Genome Res. 2012 Sep;22(9):1735-47. doi: 10.1101/gr.136366.111.
Gene regulation at functional elements (e.g., enhancers, promoters, insulators) is governed by an interplay of nucleosome remodeling, histone modifications, and transcription factor binding. To enhance our understanding of gene regulation, the ENCODE Consortium has generated a wealth of ChIP-seq data on DNA-binding proteins and histone modifications. We additionally generated nucleosome positioning data on two cell lines, K562 and GM12878, by MNase digestion and high-depth sequencing. Here we relate 14 chromatin signals (12 histone marks, DNase, and nucleosome positioning) to the binding sites of 119 DNA-binding proteins across a large number of cell lines. We developed a new method for unsupervised pattern discovery, the Clustered AGgregation Tool (CAGT), which accounts for the inherent heterogeneity in signal magnitude, shape, and implicit strand orientation of chromatin marks. We applied CAGT on a total of 5084 data set pairs to obtain an exhaustive catalog of high-resolution patterns of histone modifications and nucleosome positioning signals around bound transcription factors. Our analyses reveal extensive heterogeneity in how histone modifications are deposited, and how nucleosomes are positioned around binding sites. With the exception of the CTCF/cohesin complex, asymmetry of nucleosome positioning is predominant. Asymmetry of histone modifications is also widespread, for all types of chromatin marks examined, including promoter, enhancer, elongation, and repressive marks. The fine-resolution signal shapes discovered by CAGT unveiled novel correlation patterns between chromatin marks, nucleosome positioning, and sequence content. Meta-analyses of the signal profiles revealed a common vocabulary of chromatin signals shared across multiple cell lines and binding proteins.

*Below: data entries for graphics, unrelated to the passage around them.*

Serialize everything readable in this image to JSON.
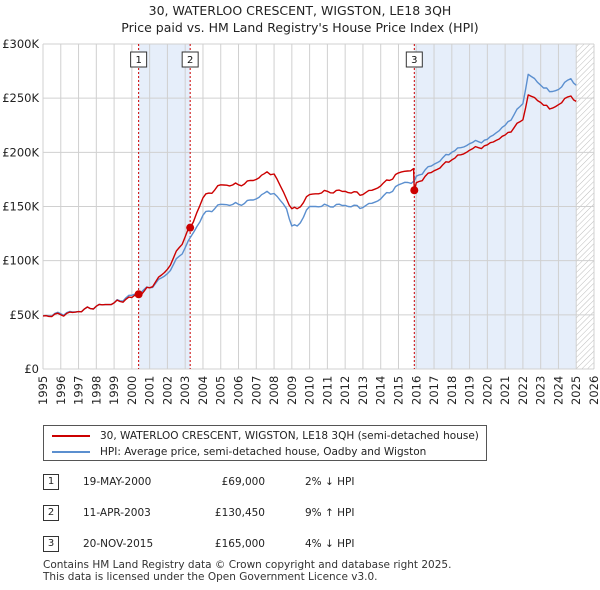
{
  "title": {
    "line1": "30, WATERLOO CRESCENT, WIGSTON, LE18 3QH",
    "line2": "Price paid vs. HM Land Registry's House Price Index (HPI)"
  },
  "colors": {
    "red": "#cc0000",
    "blue": "#5b8fcf",
    "shade": "#e6eefa",
    "grid": "#d0d0d0"
  },
  "legend": {
    "property": "30, WATERLOO CRESCENT, WIGSTON, LE18 3QH (semi-detached house)",
    "hpi": "HPI: Average price, semi-detached house, Oadby and Wigston"
  },
  "sales": [
    {
      "num": "1",
      "date": "19-MAY-2000",
      "price": "£69,000",
      "hpi": "2% ↓ HPI"
    },
    {
      "num": "2",
      "date": "11-APR-2003",
      "price": "£130,450",
      "hpi": "9% ↑ HPI"
    },
    {
      "num": "3",
      "date": "20-NOV-2015",
      "price": "£165,000",
      "hpi": "4% ↓ HPI"
    }
  ],
  "footer": {
    "line1": "Contains HM Land Registry data © Crown copyright and database right 2025.",
    "line2": "This data is licensed under the Open Government Licence v3.0."
  },
  "chart_data": {
    "type": "line",
    "title": "Price paid vs. HM Land Registry's House Price Index (HPI)",
    "x_range": [
      1995,
      2026
    ],
    "y_range": [
      0,
      300000
    ],
    "y_ticks": [
      0,
      50000,
      100000,
      150000,
      200000,
      250000,
      300000
    ],
    "y_tick_labels": [
      "£0",
      "£50K",
      "£100K",
      "£150K",
      "£200K",
      "£250K",
      "£300K"
    ],
    "x_ticks": [
      1995,
      1996,
      1997,
      1998,
      1999,
      2000,
      2001,
      2002,
      2003,
      2004,
      2005,
      2006,
      2007,
      2008,
      2009,
      2010,
      2011,
      2012,
      2013,
      2014,
      2015,
      2016,
      2017,
      2018,
      2019,
      2020,
      2021,
      2022,
      2023,
      2024,
      2025,
      2026
    ],
    "grid": true,
    "shaded_periods": [
      [
        2000.38,
        2003.28
      ],
      [
        2015.89,
        2025.0
      ]
    ],
    "hatched_from": 2025.0,
    "sale_points": [
      {
        "label": "1",
        "x": 2000.38,
        "y": 69000
      },
      {
        "label": "2",
        "x": 2003.28,
        "y": 130450
      },
      {
        "label": "3",
        "x": 2015.89,
        "y": 165000
      }
    ],
    "series": [
      {
        "name": "30, WATERLOO CRESCENT, WIGSTON, LE18 3QH (semi-detached house)",
        "color": "#cc0000",
        "x": [
          1995,
          1996,
          1997,
          1998,
          1999,
          2000,
          2000.38,
          2001,
          2002,
          2003,
          2003.28,
          2004,
          2005,
          2006,
          2007,
          2007.6,
          2008,
          2008.7,
          2009,
          2009.3,
          2010,
          2011,
          2012,
          2013,
          2014,
          2015,
          2015.85,
          2015.89,
          2016,
          2017,
          2018,
          2019,
          2020,
          2021,
          2022,
          2022.3,
          2023,
          2023.5,
          2024,
          2024.7,
          2025
        ],
        "y": [
          49000,
          50000,
          53000,
          58000,
          61000,
          66000,
          69000,
          75000,
          92000,
          122000,
          130450,
          158000,
          170000,
          170000,
          175000,
          182000,
          180000,
          157000,
          148000,
          148000,
          161000,
          164000,
          164000,
          161000,
          169000,
          181000,
          185000,
          165000,
          172000,
          183000,
          193000,
          202000,
          207000,
          216000,
          230000,
          253000,
          246000,
          240000,
          244000,
          252000,
          247000
        ]
      },
      {
        "name": "HPI: Average price, semi-detached house, Oadby and Wigston",
        "color": "#5b8fcf",
        "x": [
          1995,
          1996,
          1997,
          1998,
          1999,
          2000,
          2001,
          2002,
          2003,
          2004,
          2005,
          2006,
          2007,
          2007.6,
          2008,
          2008.7,
          2009,
          2009.3,
          2010,
          2011,
          2012,
          2013,
          2014,
          2015,
          2015.9,
          2016,
          2017,
          2018,
          2019,
          2020,
          2021,
          2022,
          2022.3,
          2023,
          2023.5,
          2024,
          2024.7,
          2025
        ],
        "y": [
          49000,
          51000,
          53000,
          58000,
          61000,
          68000,
          75000,
          88000,
          112000,
          142000,
          152000,
          152000,
          157000,
          164000,
          162000,
          148000,
          132000,
          132000,
          150000,
          151000,
          151000,
          149000,
          157000,
          170000,
          174000,
          178000,
          189000,
          200000,
          208000,
          212000,
          225000,
          245000,
          272000,
          262000,
          256000,
          258000,
          268000,
          262000
        ]
      }
    ]
  }
}
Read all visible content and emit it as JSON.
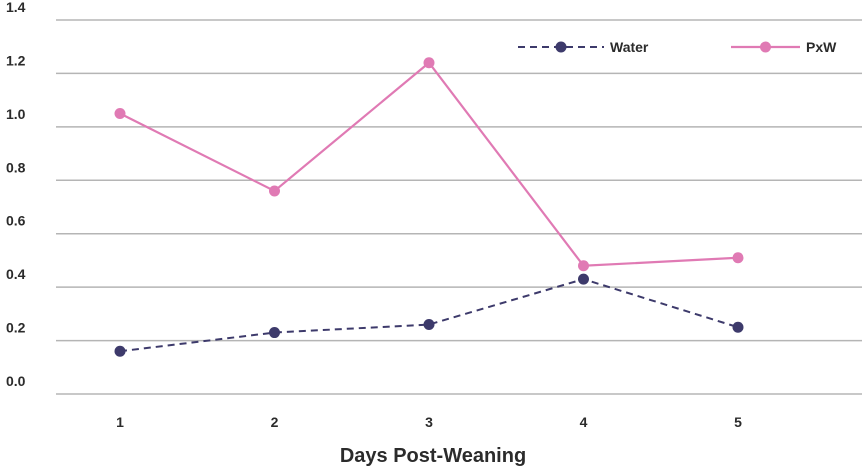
{
  "chart_data": {
    "type": "line",
    "title": "",
    "xlabel": "Days Post-Weaning",
    "ylabel": "",
    "x": [
      1,
      2,
      3,
      4,
      5
    ],
    "x_tick_labels": [
      "1",
      "2",
      "3",
      "4",
      "5"
    ],
    "y_tick_labels": [
      "0.0",
      "0.2",
      "0.4",
      "0.6",
      "0.8",
      "1.0",
      "1.2",
      "1.4"
    ],
    "y_ticks": [
      0,
      0.2,
      0.4,
      0.6,
      0.8,
      1.0,
      1.2,
      1.4
    ],
    "ylim": [
      0,
      1.4
    ],
    "grid": "horizontal",
    "legend_position": "top-right",
    "series": [
      {
        "name": "Water",
        "values": [
          0.16,
          0.23,
          0.26,
          0.43,
          0.25
        ],
        "color": "#3d3a6b",
        "line_style": "dashed"
      },
      {
        "name": "PxW",
        "values": [
          1.05,
          0.76,
          1.24,
          0.48,
          0.51
        ],
        "color": "#e07ab4",
        "line_style": "solid"
      }
    ]
  }
}
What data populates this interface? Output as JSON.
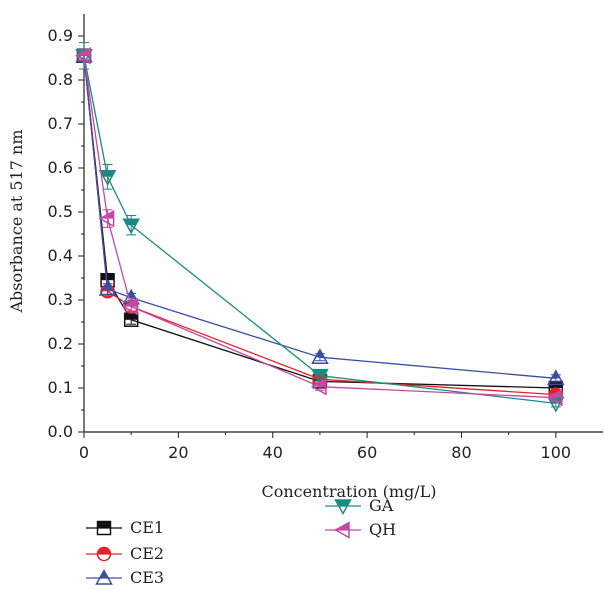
{
  "chart_data": {
    "type": "line",
    "xlabel": "Concentration (mg/L)",
    "ylabel": "Absorbance at 517 nm",
    "xlim": [
      0,
      110
    ],
    "ylim": [
      0,
      0.95
    ],
    "x_ticks": [
      0,
      20,
      40,
      60,
      80,
      100
    ],
    "y_ticks": [
      0.0,
      0.1,
      0.2,
      0.3,
      0.4,
      0.5,
      0.6,
      0.7,
      0.8,
      0.9
    ],
    "x_tick_labels": [
      "0",
      "20",
      "40",
      "60",
      "80",
      "100"
    ],
    "y_tick_labels": [
      "0.0",
      "0.1",
      "0.2",
      "0.3",
      "0.4",
      "0.5",
      "0.6",
      "0.7",
      "0.8",
      "0.9"
    ],
    "grid": false,
    "legend_position": "below",
    "x": [
      0,
      5,
      10,
      50,
      100
    ],
    "series": [
      {
        "name": "CE1",
        "marker": "square",
        "color": "#111111",
        "values": [
          0.855,
          0.345,
          0.255,
          0.115,
          0.1
        ],
        "errors": [
          0.01,
          0.015,
          0.01,
          0.008,
          0.008
        ]
      },
      {
        "name": "CE2",
        "marker": "circle",
        "color": "#e8212a",
        "values": [
          0.855,
          0.32,
          0.285,
          0.12,
          0.085
        ],
        "errors": [
          0.01,
          0.012,
          0.01,
          0.008,
          0.008
        ]
      },
      {
        "name": "CE3",
        "marker": "triangle-up",
        "color": "#3b4ea6",
        "values": [
          0.855,
          0.325,
          0.305,
          0.17,
          0.122
        ],
        "errors": [
          0.01,
          0.012,
          0.01,
          0.008,
          0.008
        ]
      },
      {
        "name": "GA",
        "marker": "triangle-down",
        "color": "#1b8a82",
        "values": [
          0.855,
          0.58,
          0.47,
          0.128,
          0.065
        ],
        "errors": [
          0.03,
          0.028,
          0.022,
          0.01,
          0.008
        ]
      },
      {
        "name": "QH",
        "marker": "triangle-left",
        "color": "#c24aa5",
        "values": [
          0.855,
          0.485,
          0.285,
          0.103,
          0.078
        ],
        "errors": [
          0.01,
          0.02,
          0.012,
          0.008,
          0.008
        ]
      }
    ]
  }
}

功能元件(如增强子、启动子、绝缘子)的基因调控受到核小体重塑、组蛋白修饰和转录因子结合的相互作用的控制。为了增强我们对基因调控的理解,ENCODE 联盟生成了大量关于 DNA 结合蛋白和组蛋白修饰的 ChIP-seq 数据。我们还通过 MNase 消化和高深度测序生成了两条细胞系 K562 和 GM12878 的核小体定位数据。在这里,我们将 14 种染色质信号(12 种组蛋白标记物、DNase 和核小体定位)与 119 种 DNA 结合蛋白在大量细胞系中的结合位点相关联。我们开发了一种新的无监督模式发现方法,即聚类聚集工具(CAGT),该方法考虑了信号幅度、形状和染色质标记隐含链方向的固有异质性。我们总共对 5084 对数据集应用 CAGT,以获得围绕结合转录因子的组蛋白修饰和核小体定位信号的高分辨率模式的详尽目录。我们的分析揭示了组蛋白修饰沉积方式和核小体在结合位点周围定位方式的广泛异质性。除了 CTCF/黏合复合物外,核小体定位的不对称性占主导地位。核小体定位的不对称性也很普遍,所有类型的染色质标记物(包括启动子、增强子、延伸和抑制标记物)都存在这种现象。CAGT 发现的精细分辨率信号形状揭示了染色质标记物、核小体定位和序列内容之间的新的相关模式。信号图谱的元分析揭示了多个细胞系和结合蛋白共享的常见染色质信号词汇。